0026 – The Softness of Winter

Snow on grass, Berlin November 2023

I woke up this morning and there was a stillness in the air. It feels like everything has slowed down and things are more focused. There’s a lot of life within. I remember being in a garden in northern Norway one winter. The snow was up to our stomachs but I waded through anyway. I saw a long brown stem. They told me it was a rose. I had trouble believing it. In Malayisa if a plant looks like it’s dead, it’s usually dead.

I came back in the summer and the flowers grow so heavy from that rose that it almost bent it out of shape, such was the decadance of life. All the trees have lost their leaves now here in Berlin and the branches are coated ever so slightly with an icing of snow. I feel calmer now than I did before. I feel it was a sort of manic summer, with many changes. Now it feels like the time for settling and doing things internally, letting things come to rest and preparing for a new season.

I’ve been listening to “Goin’ to Acapulco” by Bob Dylan, specifically from the Basement Tracks. He had retreated into his basement with The Band (a band named The Band) and started recording half done but also perfectly executed songs. Acapulco is a city in Mexico that sits on the water, you know the ones with the sandy white beaches. I read somewhere he took the idea from Elvis who mentioned it in one of his songs.

I’ve been struggling a lot this year with understanding compromises, why we make them and the rationales we use to justify them. There’s a part in Goin’ to Acapulco that goes like:


I’m going down to Rose Marie’s
She never does me wrong
She puts it to me plain as day
And gives it to me for a song

It’s a wicked life, but what the hell
Everybody’s got to eat
And I’m just the same as anyone else
When it comes to scratching for my meat

I love how he sings it because it’s so strained and so world weary. He’s playing his song in maybe a brothel and that could mean anything, it could mean the world, the music industry. It talks about doing what you can to get what you need. He puts himself at the place of anyone else and says that he’s had to make compromises too. It’s making peace with oneself, it’s understanding what happened and why we do certain things. I love how they howl in the chorus like lonesome wolves. It’s haunting. I’d like to imagine them in the basement like on the album cover.

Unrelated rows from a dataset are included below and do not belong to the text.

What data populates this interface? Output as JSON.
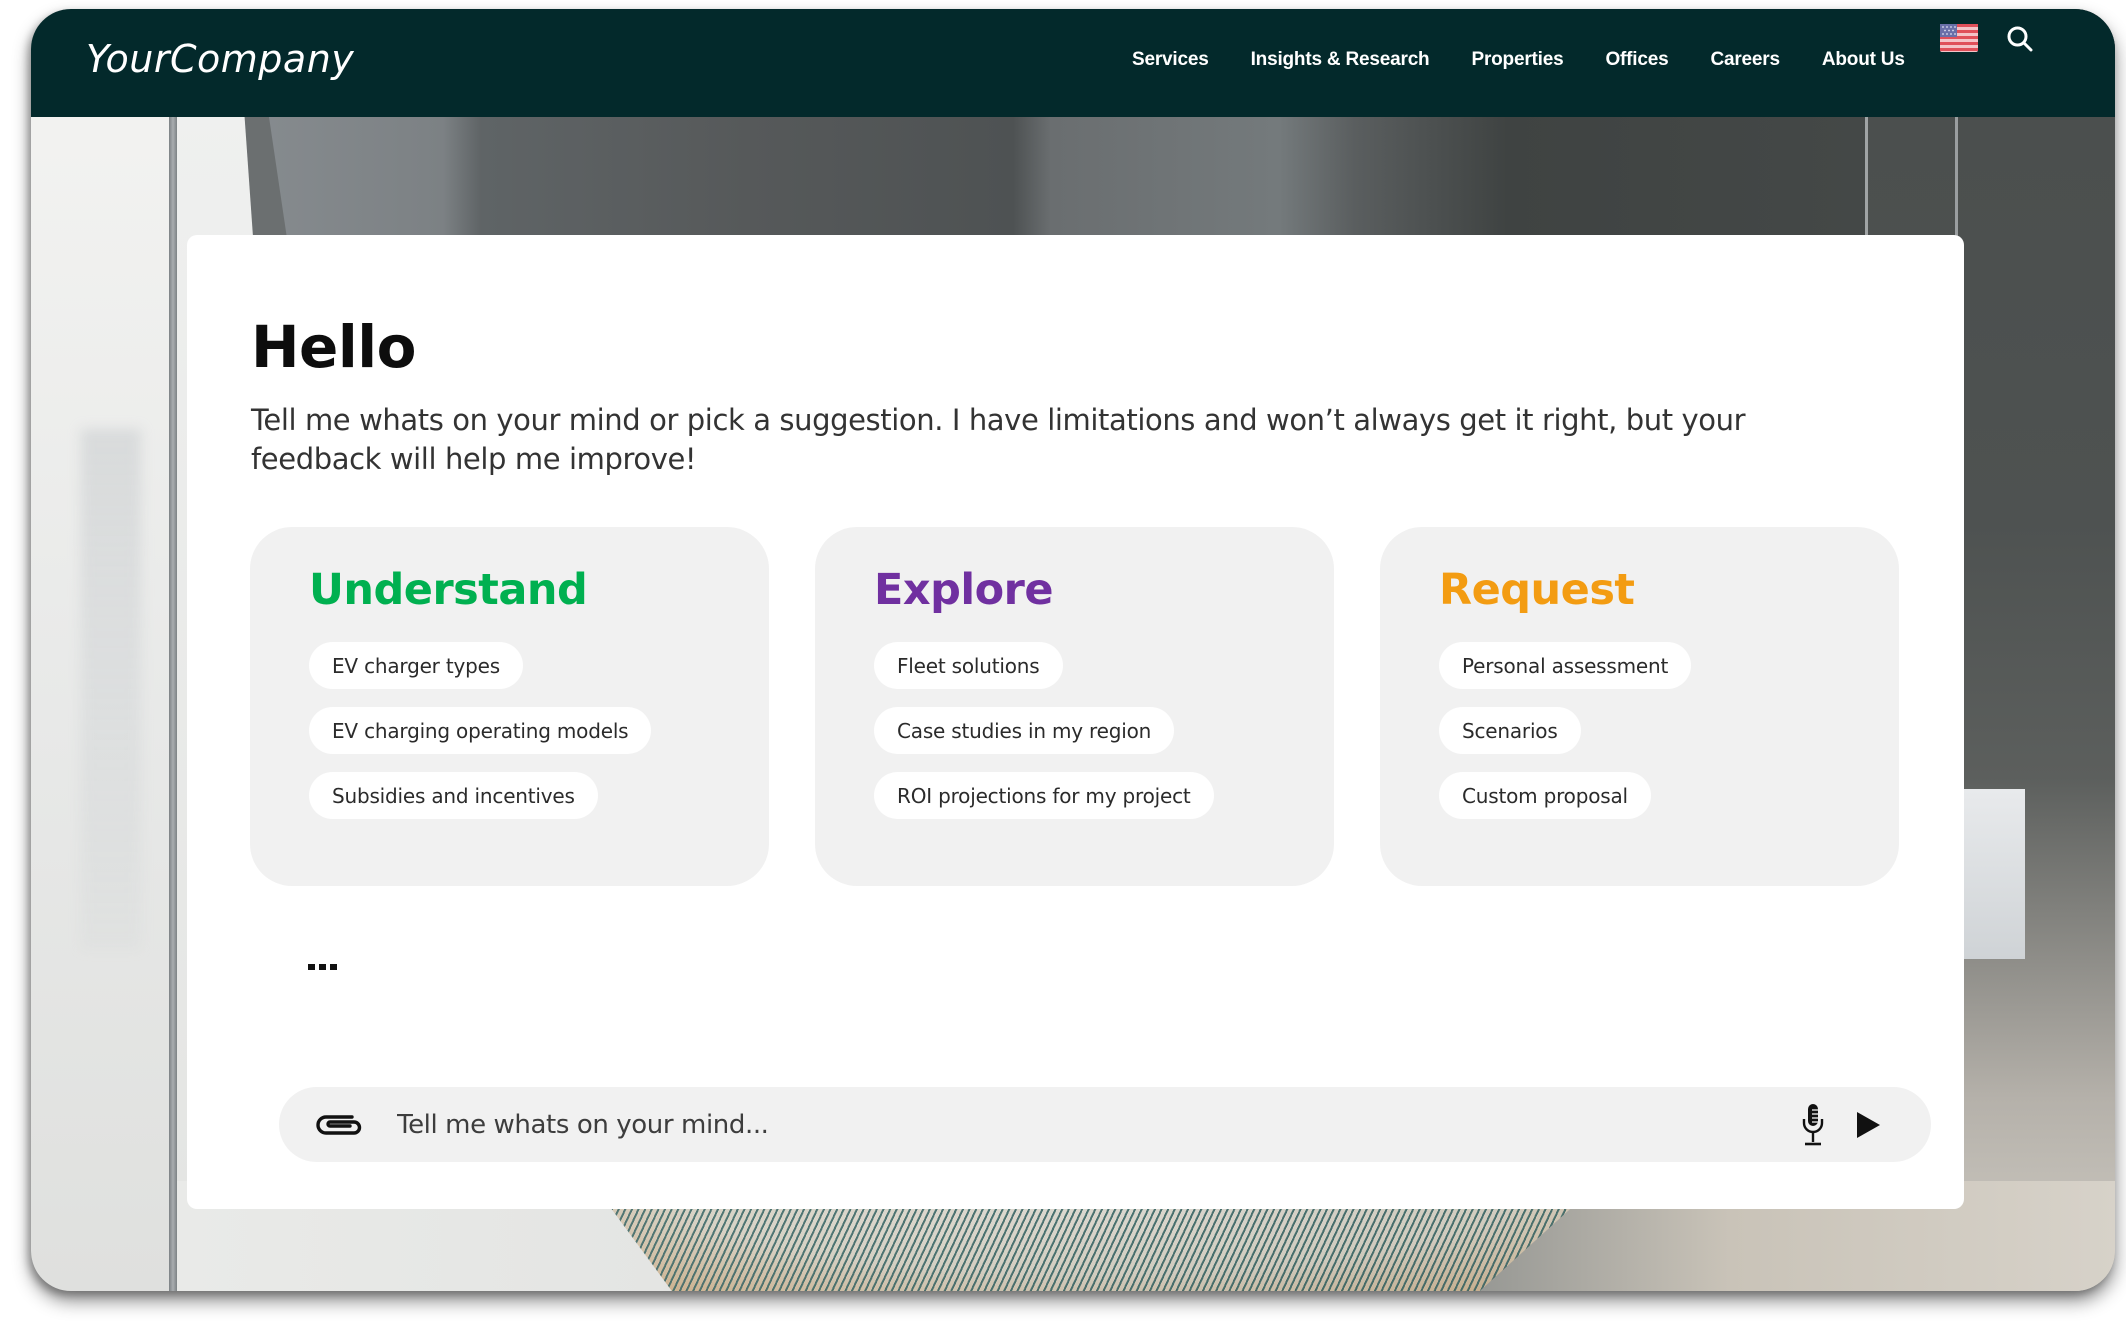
{
  "header": {
    "logo": "YourCompany",
    "nav": [
      {
        "label": "Services"
      },
      {
        "label": "Insights & Research"
      },
      {
        "label": "Properties"
      },
      {
        "label": "Offices"
      },
      {
        "label": "Careers"
      },
      {
        "label": "About Us"
      }
    ],
    "language_icon": "us-flag-icon",
    "search_icon": "search-icon",
    "background_color": "#03292b"
  },
  "chat": {
    "greeting": "Hello",
    "intro": "Tell me whats on your mind or pick a suggestion. I have limitations and won’t always get it right, but your feedback will help me improve!",
    "suggestion_groups": [
      {
        "title": "Understand",
        "color": "#00b050",
        "items": [
          "EV charger types",
          "EV charging operating models",
          "Subsidies and incentives"
        ]
      },
      {
        "title": "Explore",
        "color": "#7030a0",
        "items": [
          "Fleet solutions",
          "Case studies in my region",
          "ROI projections for my project"
        ]
      },
      {
        "title": "Request",
        "color": "#f39c12",
        "items": [
          "Personal assessment",
          "Scenarios",
          "Custom proposal"
        ]
      }
    ],
    "typing_indicator": "...",
    "input": {
      "value": "",
      "placeholder": "Tell me whats on your mind...",
      "attach_icon": "paperclip-icon",
      "mic_icon": "microphone-icon",
      "send_icon": "send-icon"
    }
  }
}
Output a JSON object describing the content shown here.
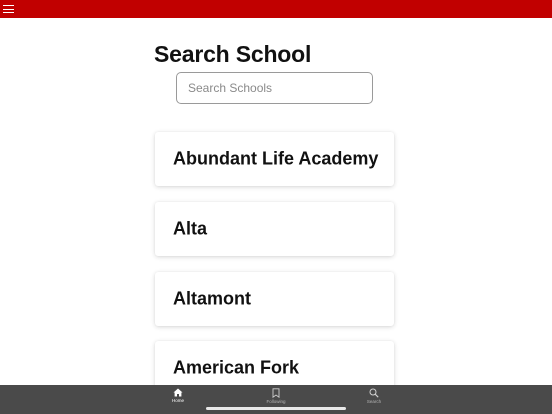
{
  "app": {
    "header_color": "#c10000",
    "menu_icon": "hamburger-menu-icon"
  },
  "page": {
    "title": "Search School"
  },
  "search": {
    "value": "",
    "placeholder": "Search Schools"
  },
  "schools": [
    {
      "name": "Abundant Life Academy"
    },
    {
      "name": "Alta"
    },
    {
      "name": "Altamont"
    },
    {
      "name": "American Fork"
    }
  ],
  "tabbar": {
    "background": "#4a4a4a",
    "tabs": [
      {
        "label": "Home",
        "icon": "home-icon",
        "active": true
      },
      {
        "label": "Following",
        "icon": "bookmark-icon",
        "active": false
      },
      {
        "label": "Search",
        "icon": "search-icon",
        "active": false
      }
    ]
  }
}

I’ve been in a weird place, this surreal place. I think working on the computer too much does that to you. Too much is virtual. I was poked on the shoulder on the plane the other day: “Hey, you want something?” he asked. Only Americans are able to be so politely impolite. He was a young man working as a cook in one of the fanciest restaurants in Berlin, I found out. It was so easy to speak together and conversation just flowed. I miss Americans, they actually know how to talk.

We were stopped by the border control because of course. I wonder what kind of life it is to stand around and pick people out for security checks. To move people with a finger. He smiled at his power but he weilded it lightly too.

My new friend spoke about how it was to work the grill station, how it was to cut things. “I would quit if I had to use blunt knives, it’ll take all the fun out of it”. He said he was used to working six days, he loved working. We talked about the difficulties of finding apartments and visas and learning German. We had a lot of fun speaking to the taxi driver and what he lacked in pronounciation he made up for in kindness.

I toyed with the idea of working in a kitchen, which food lover hasn’t? There’s something ancient about it, it’s probably the oldest profession regardless of what people say. We then got speaking about writing and how a lot of nonsense happens in the kitchen that no one knows about. That reminds me, I should proably read “Kitchen Confidential”.

Sometimes we have to meet other people, to play around with potentialities to come closer to who we are and what we want. As the conversation gravitated towards storytelling it made more sense to me. I think this is my craft, I could do this and I want to do this. Alain de Botton says that we should listen to what makes us envious and I’m definitely envious of people like Craig Mod and Visa who make their living from writing. Not writing in the traditional sense with a publisher and whatnot but writing with an audience, a following and fans who want to see what you come up with. I would really like that.

I would love to meet people, interview them and document their stories, their lives. Maybe I should do that with my friend. I’ve sent him the link to this blog, maybe he’ll read it and see himself sketched out here. It’s kind of like a portrait, you know but with words rather than charcoal.

I miss my friends lately, I miss my family. The day gets dark around three and part of what keeps me going is that I get to write here in the mornings. Another very stabilizing part of my life is work. It’s important to be wanted, it’s important to be needed. I think it’s very easy to be untethered and float around. I want to do great things for people and go places. Maybe my writing can take me there some day.

How about creating a series like “Humans of New York?”. I find their stories a bit too on the nose but how about a slightly anonymized version? Let’s think about it.